The administration didn’t want to discuss students’ charges directly when Work-Bites contacted them. Instead, they maintain meeting Local 7902’s demands would cost the university more than $200 million — “almost 50% of the total university annual operating budget of around $460 million.”
“This isn’t like admins’ hands are tied behind their backs…they’re strapped for cash…there’s no way to reallocate funds — that’s just not true,” 21-year-old sophomore Cooper Sperling told Work-Bites. “This is a non-profit — we have access to all the financial records, so we can see where the money’s going and how it’s being distributed.”
Sperling says he likes the idea of having instructors who “work in the field” — but “the fine print says the reason they are part-time is they get to be treated like contract workers — it’s the whole Uber model. They don’t get the pay, benefits and job security they deserve.”
Fine Arts teacher Sara Jimenez marched the picket line telling Work-Bites, “It means everything to have the students support us because the heart of the school is the students.”
She also rejected the idea teachers like her are asking for too much of the university’s budget.
“Well, we’re a majority of the school,” she said, “so I don’t see how they couldn’t figure something out. If the majority of the institution is comprised of us why wouldn’t half be towards us?”
The New School has always billed itself as a progressive institution and home to radical thinkers and scholars — but Li said “It’s all bullshit if The New School can’t back it.”
“The New School doesn’t respect the fact that they, themselves, are part of this complex which exploits so-called ‘part-time’ labor — because it’s convenient for them — because it’s cheap,” Li said.
Student-Faculty Solidarity has well-over 3,000 Instagram followers — about a third of The New School’s student body.

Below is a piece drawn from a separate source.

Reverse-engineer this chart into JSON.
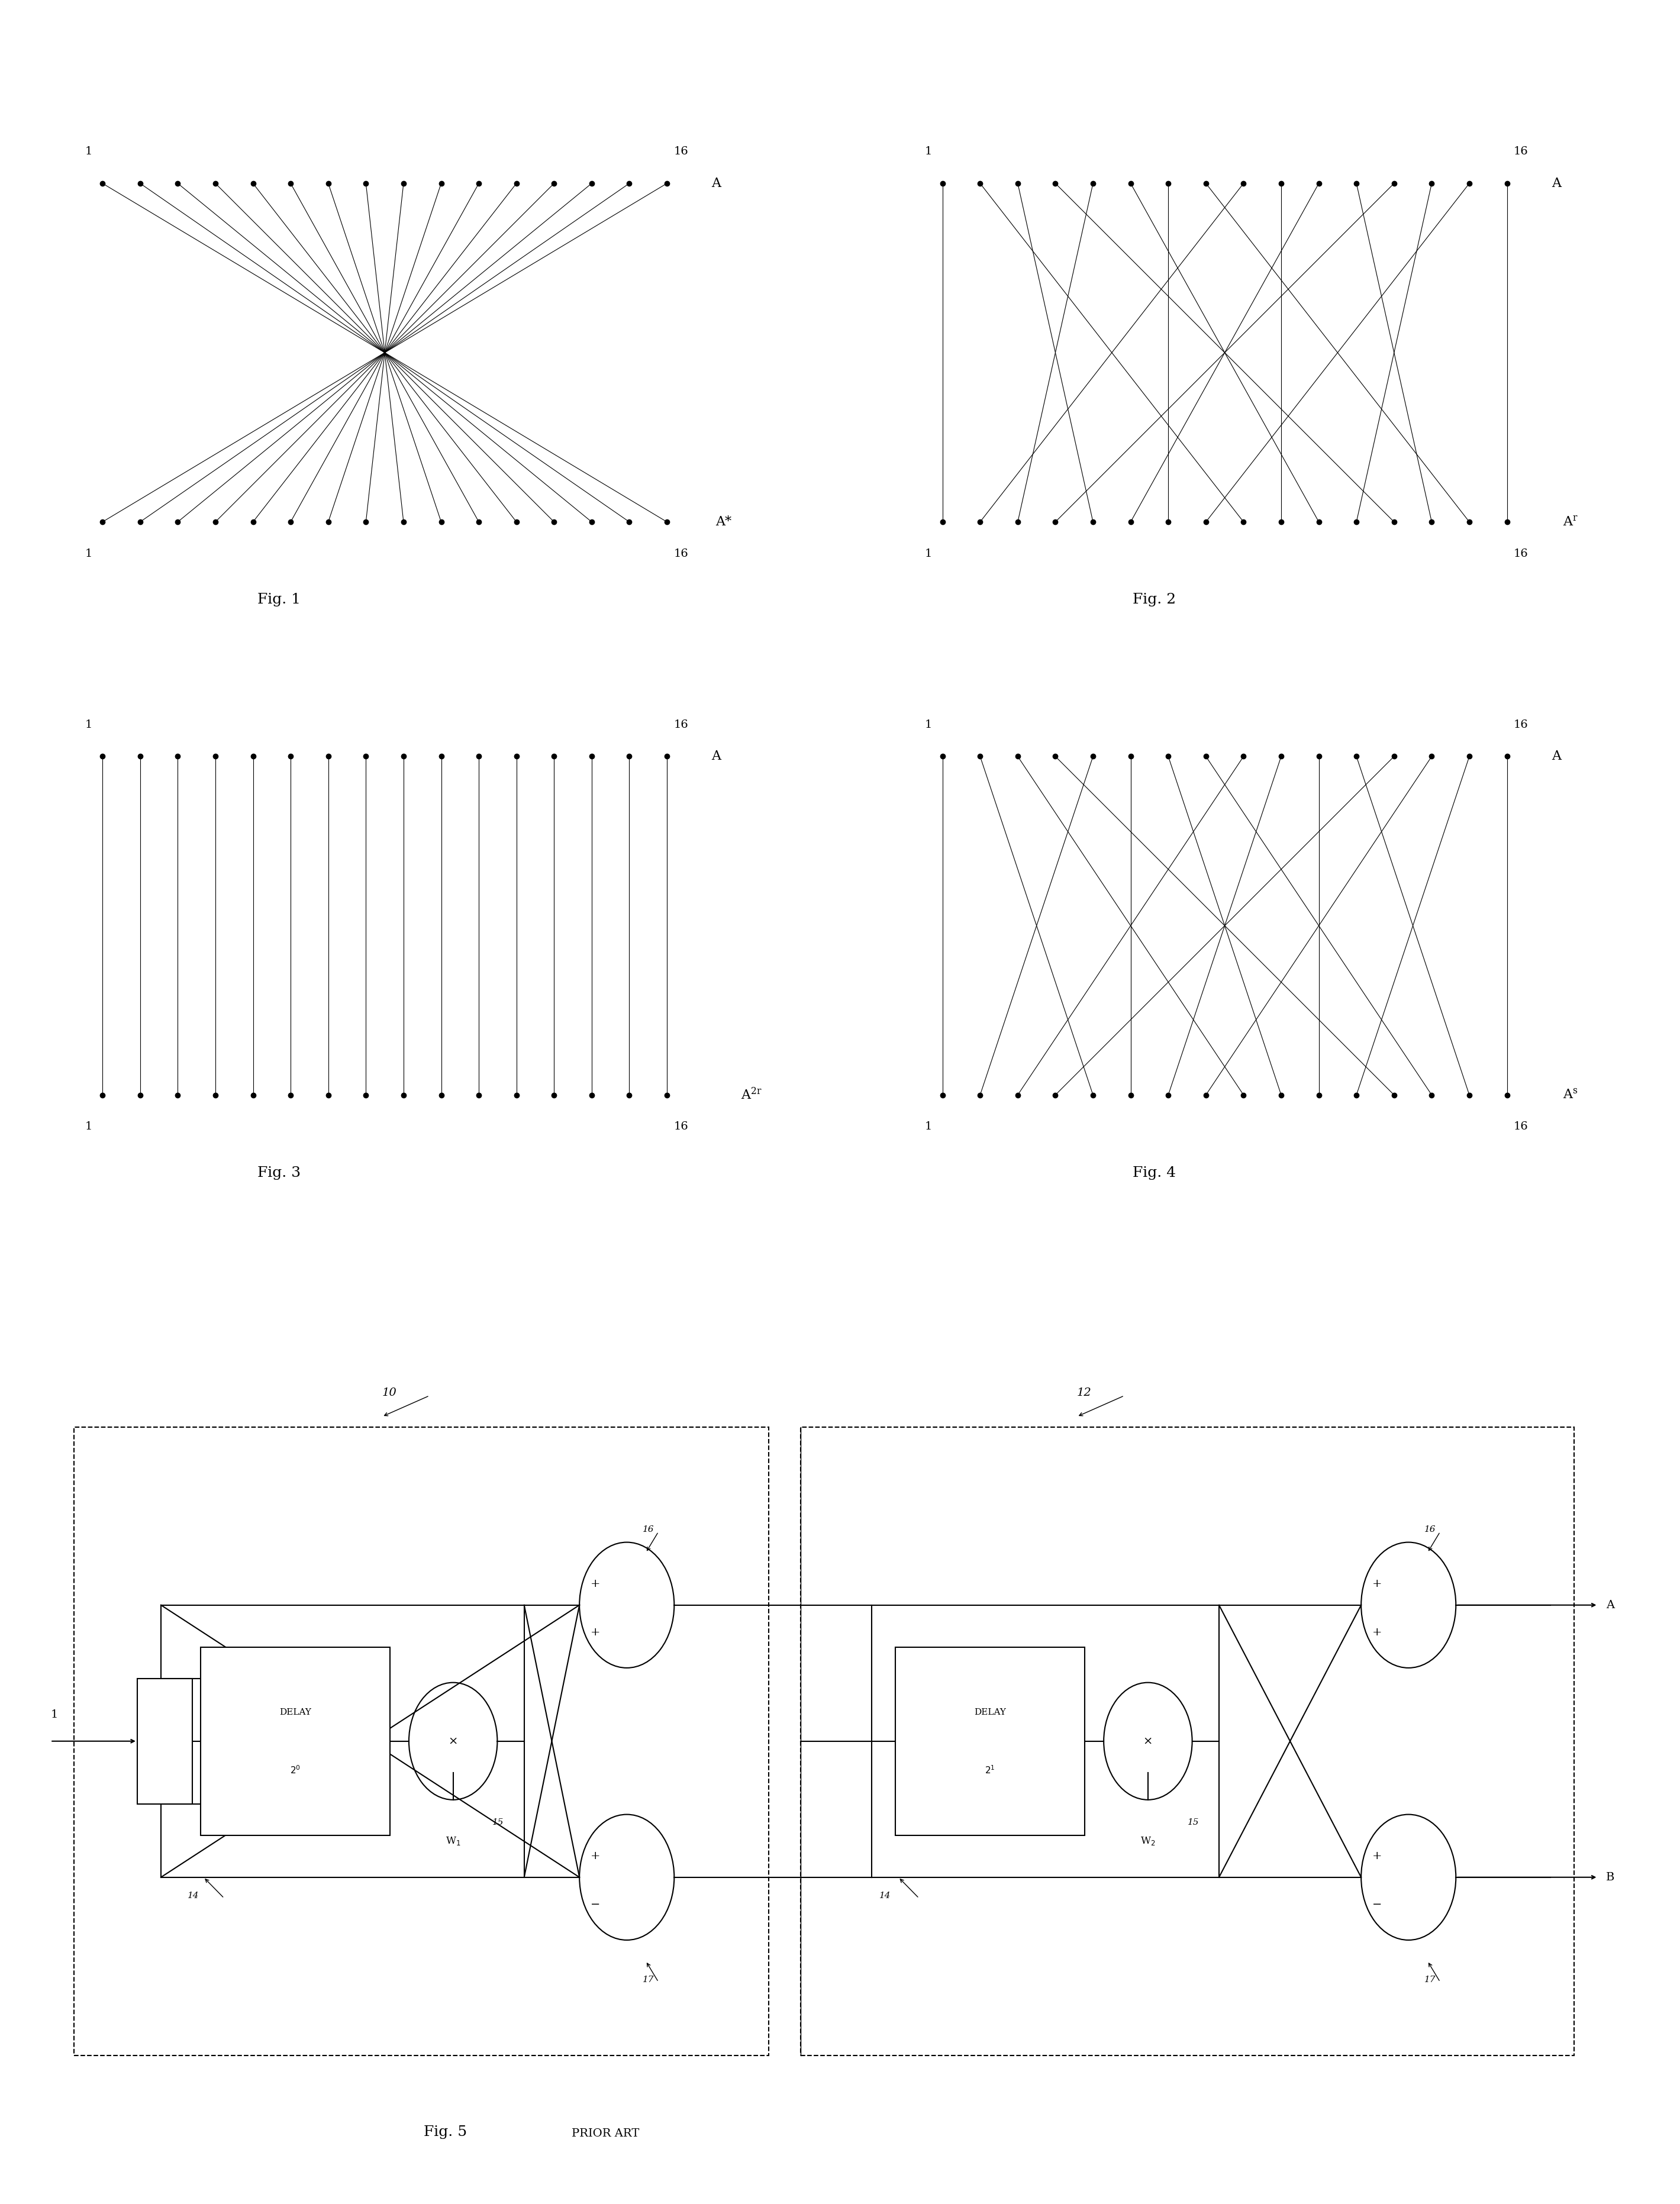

“I think it’s pretty evident that the administration is afraid of a movement like this because people show up — because they really, really care,” the 20-year-old junior who wished to remain anonymous added. She also charged the institution with being “underhanded” and trying to intimidate vulnerable students like her in hopes of preventing them from supporting striking teachers.
“The fact they keep bringing up visas and scholarships and financial aid that students are receiving to graduate — you keep using those buzz words because that’s going to scare some students into keep going to class,” she said.
Part of The New School’s online strike FAQ says, “At this time, the university is focused on sustaining the instructional experience for students, or providing them with an alternate educational experience that ensures their course completion, timely submission of grades, and stability in their financial aid, visa status, and degree completion.”
Regardless, students supporting striking teachers told Work-Bites, “We’re going to leave here having made some significant changes that are going to make this university better for the students who come here in the future.”